The show was conceived ten years ago, when Greece wanted a uniquely Greek television show, during a time when the country was suffering economically. It couldn’t be too glitzy or too expensive to produce. Basically they wanted bread and circuses. And so, GTH was born. Effie Makri was a contestant during the first season. The show was a massive hit, and audience hate-loved the acidic woman who had come out of nowhere. When the show was renewed for a second season, they invited Effie to return first as a guest judge, then as a permanent judge.
GTH’s episodes followed a similar formula. Fighting. Spears. Swords. A variety of weird challenges that regularly had nothing to do with war. The first episode was typically a kind of battle royale used to eliminate and pare down the contestants to the small group all of Greece and Europe would get to know better. For the second episode, the remaining group was divided into teams and pitted against each other, while those who had been eliminated watched from the audience.
Teamwork.
One of my top ten least favorite things.
I know, I know, as an educator I was supposed to be a cheerleader for teamwork, but … nope. Every single day I watched kids form groups for various projects, and one child always wound up doing most of the work while the others goofed off and greedily accepted the glory. Group projects rubbed some of the shine off students who worked the hardest.

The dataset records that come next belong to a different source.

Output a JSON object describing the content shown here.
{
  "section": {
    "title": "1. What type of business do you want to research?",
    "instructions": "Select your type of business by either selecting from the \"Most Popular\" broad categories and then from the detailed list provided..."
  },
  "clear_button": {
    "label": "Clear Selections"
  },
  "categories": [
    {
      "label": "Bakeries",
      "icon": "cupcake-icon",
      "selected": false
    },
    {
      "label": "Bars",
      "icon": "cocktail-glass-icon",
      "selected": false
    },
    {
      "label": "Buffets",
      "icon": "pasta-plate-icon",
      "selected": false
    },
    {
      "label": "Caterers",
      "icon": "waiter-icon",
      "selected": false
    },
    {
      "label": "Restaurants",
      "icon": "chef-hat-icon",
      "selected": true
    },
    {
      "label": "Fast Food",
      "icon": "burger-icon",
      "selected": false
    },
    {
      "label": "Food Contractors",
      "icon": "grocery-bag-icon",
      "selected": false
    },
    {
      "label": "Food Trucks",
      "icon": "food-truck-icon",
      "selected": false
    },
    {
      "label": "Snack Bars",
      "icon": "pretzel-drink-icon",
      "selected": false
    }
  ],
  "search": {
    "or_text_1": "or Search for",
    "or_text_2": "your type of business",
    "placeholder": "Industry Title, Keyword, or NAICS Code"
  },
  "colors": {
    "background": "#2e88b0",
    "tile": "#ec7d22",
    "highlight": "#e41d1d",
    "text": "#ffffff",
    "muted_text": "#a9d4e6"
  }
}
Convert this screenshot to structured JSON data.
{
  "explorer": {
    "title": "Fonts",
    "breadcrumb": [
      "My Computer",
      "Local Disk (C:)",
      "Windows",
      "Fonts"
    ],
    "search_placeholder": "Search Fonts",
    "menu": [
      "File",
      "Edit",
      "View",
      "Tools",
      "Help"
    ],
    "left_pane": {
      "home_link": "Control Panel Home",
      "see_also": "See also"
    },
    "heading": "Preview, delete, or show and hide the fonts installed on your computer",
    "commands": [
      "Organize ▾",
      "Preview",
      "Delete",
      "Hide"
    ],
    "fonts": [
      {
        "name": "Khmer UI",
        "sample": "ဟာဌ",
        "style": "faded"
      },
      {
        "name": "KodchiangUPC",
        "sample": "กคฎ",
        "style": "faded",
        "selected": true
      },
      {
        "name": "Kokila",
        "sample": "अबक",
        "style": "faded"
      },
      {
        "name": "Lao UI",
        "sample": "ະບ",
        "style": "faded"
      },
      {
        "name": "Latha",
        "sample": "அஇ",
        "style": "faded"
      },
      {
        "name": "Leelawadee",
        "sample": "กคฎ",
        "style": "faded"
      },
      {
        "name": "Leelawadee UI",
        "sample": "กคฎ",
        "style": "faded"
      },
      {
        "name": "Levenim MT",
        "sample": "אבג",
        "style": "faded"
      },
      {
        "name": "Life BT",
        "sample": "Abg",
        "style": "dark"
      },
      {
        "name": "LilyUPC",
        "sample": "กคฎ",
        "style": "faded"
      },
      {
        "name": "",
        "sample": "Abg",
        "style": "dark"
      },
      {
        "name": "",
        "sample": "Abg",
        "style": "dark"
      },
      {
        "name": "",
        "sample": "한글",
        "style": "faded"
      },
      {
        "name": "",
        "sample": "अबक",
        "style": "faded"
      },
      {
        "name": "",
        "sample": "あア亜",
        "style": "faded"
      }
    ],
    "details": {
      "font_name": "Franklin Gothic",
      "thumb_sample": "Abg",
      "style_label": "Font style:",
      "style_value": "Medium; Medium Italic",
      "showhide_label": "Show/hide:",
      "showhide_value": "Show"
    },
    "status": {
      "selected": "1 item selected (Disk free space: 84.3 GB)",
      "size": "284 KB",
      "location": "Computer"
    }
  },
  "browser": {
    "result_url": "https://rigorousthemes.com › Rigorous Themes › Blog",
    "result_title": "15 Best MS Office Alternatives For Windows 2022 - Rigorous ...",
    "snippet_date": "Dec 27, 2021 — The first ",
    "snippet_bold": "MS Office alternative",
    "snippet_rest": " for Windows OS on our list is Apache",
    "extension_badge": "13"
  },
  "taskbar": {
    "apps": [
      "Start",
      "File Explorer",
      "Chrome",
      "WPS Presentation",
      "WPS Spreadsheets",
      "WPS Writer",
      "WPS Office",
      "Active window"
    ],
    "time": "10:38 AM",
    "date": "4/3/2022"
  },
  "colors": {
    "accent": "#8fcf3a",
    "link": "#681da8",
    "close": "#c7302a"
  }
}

Anyway. It’s not like I was going to be on the show, although Ana had already lined up a marathon of episodes for me to watch this evening. She was hoping—they were all hoping—I would agree to be a contestant in the new season. She said it would bring honor to my house.
You can always rely on a teacher to be there with a good Disney quote.
But my house was actually an apartment, and sometimes homeless people camped outside and pooped on the steps. So what it needed more than honor was a Porta Potty.